Olsen (neste ponto, seguindo Heidegger), afirma que não somos observadores separados dos objectos, mas pessoas se preocupam com as coisas que usam: «These things are so close to us, our being-in-the-world is so enmeshed in networks of things, that we do not see them unless they call attention to themselves by breaking down, are in the wrong places or are missing» (p. 96). O mesmo autor cita Emile Durkheim, quando este afirma: «...it is not true that society is made up only of individuals; it also includes material things, which play an essential role in common life.» (p. 97). No fim do artigo, Olsen conclui: «I want us to pay more attention to the other half of this story: how objects construct the subject.» (p. 100)
Embora eu seja uma pessoa que tende a preferir o ponto de vista tradicional (humano) não posso deixar de sentir que Olsen está correcto, na medida em que a separação entre os objectos (aqui incluindo a natureza) e as pessoas não é tão linear como pode parecer à primeira vista. De facto, concordo com Olsen quando este, ancorando-se na network theory de John Law, afirma:
«Reality is not to be found in essences, but in imbroglios and mixtures, the seamless and rhizome-like fabrics of culture and nature that link humans and non-humans in intimate relationships. It is a democratic and inclusive regime, everything can become actors (or actants) by being included into a network and assigned properties to act.» (p. 98)

4 comentários:

APS disse...

Gostei de ler as suas reflexões e as citações que faz,Margarida, muito embora esse sentimento de culpa por "possuir" me seja alheio e escassamente o sinta. A minha colecção de selos, por exemplo, é o "campo santo" de, pelo menos, 3 outras colecções anteriores, uma boa parte dos meus livros tiveram donos anteriores...
Mas também tenho a noção objectiva de que estou de passagem e que esses e outros "meus" objectos virão a ter outros donos. Só desejo que os estimem tanto como eu. E os tratem bem.

Margarida Elias disse...

Quanto ao sentimento de culpa, tenho dias. Também tenho muitas "coisas" pelas quais tenho muita estima - a maior parte delas com maior valor afectivo do que material. Há outras coisas que bem gostava de ter, se pudesse, e, na maioria dos casos, são livros. Boa noite!

LuisY disse...

Eu sou um ajuntador de tralha que herdei ou comprei e sinto esse sentimento de culpa. Talvez o Cristianismo, que nos ensinou que nos devemos desligar dos bens materiais e que daqui não levamos nada, nos provoque esse sentimento que estamos a preceder mal. Se houver um tremor de terra mais mais valente nesta cidade de Lisboa, os meus investimentos em faiança e porcelana dos últimos dez perder-se-ão em segundos. Também não faço a menor ideia se os meus filhos irão valorizar as velharias que acumulei. Talvez uns dias depois da minha morte chamem o dono de uma loja de velharias para comprar por atacado tudo aquilo ao qual me afeiçoei tanto.

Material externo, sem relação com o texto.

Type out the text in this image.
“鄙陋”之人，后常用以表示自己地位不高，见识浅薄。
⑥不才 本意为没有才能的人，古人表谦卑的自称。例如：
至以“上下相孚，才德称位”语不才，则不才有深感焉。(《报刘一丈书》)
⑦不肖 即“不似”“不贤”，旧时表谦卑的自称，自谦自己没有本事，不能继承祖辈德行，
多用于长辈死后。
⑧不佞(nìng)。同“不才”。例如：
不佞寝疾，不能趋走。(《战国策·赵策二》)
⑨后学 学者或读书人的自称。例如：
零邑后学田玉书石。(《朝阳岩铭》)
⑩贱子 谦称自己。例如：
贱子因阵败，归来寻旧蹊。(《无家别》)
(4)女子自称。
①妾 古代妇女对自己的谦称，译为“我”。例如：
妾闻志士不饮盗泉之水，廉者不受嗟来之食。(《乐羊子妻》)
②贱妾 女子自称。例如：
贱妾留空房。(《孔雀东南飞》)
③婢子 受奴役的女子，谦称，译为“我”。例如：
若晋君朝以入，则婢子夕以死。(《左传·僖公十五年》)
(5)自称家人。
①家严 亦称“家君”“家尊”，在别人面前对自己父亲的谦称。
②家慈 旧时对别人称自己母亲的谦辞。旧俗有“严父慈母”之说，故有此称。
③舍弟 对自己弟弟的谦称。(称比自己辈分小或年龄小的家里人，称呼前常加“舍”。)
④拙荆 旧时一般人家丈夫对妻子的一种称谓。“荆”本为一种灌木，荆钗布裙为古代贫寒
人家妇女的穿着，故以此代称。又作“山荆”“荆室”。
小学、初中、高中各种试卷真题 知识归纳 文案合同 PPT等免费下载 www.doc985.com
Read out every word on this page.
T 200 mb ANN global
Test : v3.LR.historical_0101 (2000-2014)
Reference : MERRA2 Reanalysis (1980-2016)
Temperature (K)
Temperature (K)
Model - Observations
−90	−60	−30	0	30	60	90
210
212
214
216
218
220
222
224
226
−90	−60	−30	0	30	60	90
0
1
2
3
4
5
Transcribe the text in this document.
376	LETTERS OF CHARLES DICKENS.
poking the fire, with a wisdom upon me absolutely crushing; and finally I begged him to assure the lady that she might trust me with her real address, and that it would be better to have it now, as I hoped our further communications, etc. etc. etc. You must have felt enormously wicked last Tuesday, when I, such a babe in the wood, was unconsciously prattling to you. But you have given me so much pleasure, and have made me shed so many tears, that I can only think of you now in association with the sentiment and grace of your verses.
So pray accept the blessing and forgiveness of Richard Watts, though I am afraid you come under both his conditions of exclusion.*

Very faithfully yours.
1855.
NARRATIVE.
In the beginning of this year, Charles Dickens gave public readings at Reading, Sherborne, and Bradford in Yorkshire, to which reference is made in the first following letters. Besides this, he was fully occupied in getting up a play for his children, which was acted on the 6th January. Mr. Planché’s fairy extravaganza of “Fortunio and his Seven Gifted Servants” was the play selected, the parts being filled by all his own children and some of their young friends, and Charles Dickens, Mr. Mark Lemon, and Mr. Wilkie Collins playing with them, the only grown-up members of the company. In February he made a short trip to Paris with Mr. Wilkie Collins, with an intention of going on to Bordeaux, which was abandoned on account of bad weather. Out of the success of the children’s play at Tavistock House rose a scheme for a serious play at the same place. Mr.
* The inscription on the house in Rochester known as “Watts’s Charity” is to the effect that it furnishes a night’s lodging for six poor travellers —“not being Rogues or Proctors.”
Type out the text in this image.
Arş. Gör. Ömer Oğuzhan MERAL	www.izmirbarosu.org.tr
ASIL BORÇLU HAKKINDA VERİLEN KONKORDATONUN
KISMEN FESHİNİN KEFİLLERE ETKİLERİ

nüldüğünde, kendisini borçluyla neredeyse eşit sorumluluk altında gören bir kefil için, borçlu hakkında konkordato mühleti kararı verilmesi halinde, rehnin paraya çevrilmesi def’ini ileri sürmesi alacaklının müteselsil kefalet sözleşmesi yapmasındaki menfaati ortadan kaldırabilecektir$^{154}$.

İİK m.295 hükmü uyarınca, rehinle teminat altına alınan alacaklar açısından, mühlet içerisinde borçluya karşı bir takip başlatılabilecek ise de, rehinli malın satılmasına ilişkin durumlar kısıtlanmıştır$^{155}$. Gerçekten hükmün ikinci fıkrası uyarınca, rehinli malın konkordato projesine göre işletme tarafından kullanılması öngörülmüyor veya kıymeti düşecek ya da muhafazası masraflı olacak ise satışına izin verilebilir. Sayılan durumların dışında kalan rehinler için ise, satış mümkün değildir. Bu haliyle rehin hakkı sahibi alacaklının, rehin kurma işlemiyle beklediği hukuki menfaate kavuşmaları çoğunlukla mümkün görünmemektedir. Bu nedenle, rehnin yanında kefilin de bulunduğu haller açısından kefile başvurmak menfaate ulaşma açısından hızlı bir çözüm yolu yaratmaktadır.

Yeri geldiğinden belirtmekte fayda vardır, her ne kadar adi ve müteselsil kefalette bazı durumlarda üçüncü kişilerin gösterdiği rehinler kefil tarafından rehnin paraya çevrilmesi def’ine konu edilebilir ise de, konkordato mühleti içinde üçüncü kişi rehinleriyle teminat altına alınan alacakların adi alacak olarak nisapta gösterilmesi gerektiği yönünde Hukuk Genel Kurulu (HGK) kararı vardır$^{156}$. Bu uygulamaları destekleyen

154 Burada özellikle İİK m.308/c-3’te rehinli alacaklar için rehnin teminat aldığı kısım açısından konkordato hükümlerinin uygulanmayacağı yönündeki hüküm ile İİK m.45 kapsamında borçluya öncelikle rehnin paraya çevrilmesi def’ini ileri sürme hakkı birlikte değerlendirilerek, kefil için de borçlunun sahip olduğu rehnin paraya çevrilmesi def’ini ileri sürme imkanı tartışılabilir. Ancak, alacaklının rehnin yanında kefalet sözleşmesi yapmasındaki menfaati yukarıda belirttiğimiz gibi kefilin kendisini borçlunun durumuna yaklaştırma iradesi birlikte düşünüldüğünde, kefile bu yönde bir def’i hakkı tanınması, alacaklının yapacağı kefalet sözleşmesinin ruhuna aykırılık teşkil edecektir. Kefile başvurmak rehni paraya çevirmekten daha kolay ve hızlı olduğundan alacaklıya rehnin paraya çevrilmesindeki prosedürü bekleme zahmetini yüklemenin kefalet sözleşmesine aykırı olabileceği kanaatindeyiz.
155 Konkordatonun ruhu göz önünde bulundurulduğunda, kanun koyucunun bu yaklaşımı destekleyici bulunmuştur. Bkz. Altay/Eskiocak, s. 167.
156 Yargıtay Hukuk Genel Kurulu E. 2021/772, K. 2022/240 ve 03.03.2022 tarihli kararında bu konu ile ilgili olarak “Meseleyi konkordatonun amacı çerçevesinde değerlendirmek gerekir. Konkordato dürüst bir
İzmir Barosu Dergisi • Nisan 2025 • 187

E no entanto, o nosso mundo é uma civilização material. Os museus estão cheios de colecções feitas por gente que acreditava que os bens materiais não eram meras vanitas. Os museus de arqueologia expõem tesouros encontrados em túmulos de homens e mulheres que acreditavam que os iriam usar numa vida para além da morte.

Talvez no fundo o coleccionismo se relacione com as concepções da vida e da morte de cada um individuo ou de cada civilização.

Bjos

Margarida Elias disse...

LuisY - Focou alguns problemas em que meditei ao ler este artigo e escrever este post. Realmente, parece-me que o sentimento de culpa com as coisas materiais tem origem cristã, mas também existe noutras religiões voltadas para a espiritualidade.
No entanto, vivemos realmente num mundo repleto de coisas e cada vez mais elas ganham espaço nas nossas vidas. A separação entre o humano/espiritual e o resto da realidade - incluindo a natureza e os objectos criados pelas pessoas - é arbitrária. Como em muitos casos, julgo que no meio está a virtude - nem demasiado materialistas, nem demasiado espirituais... Bjs!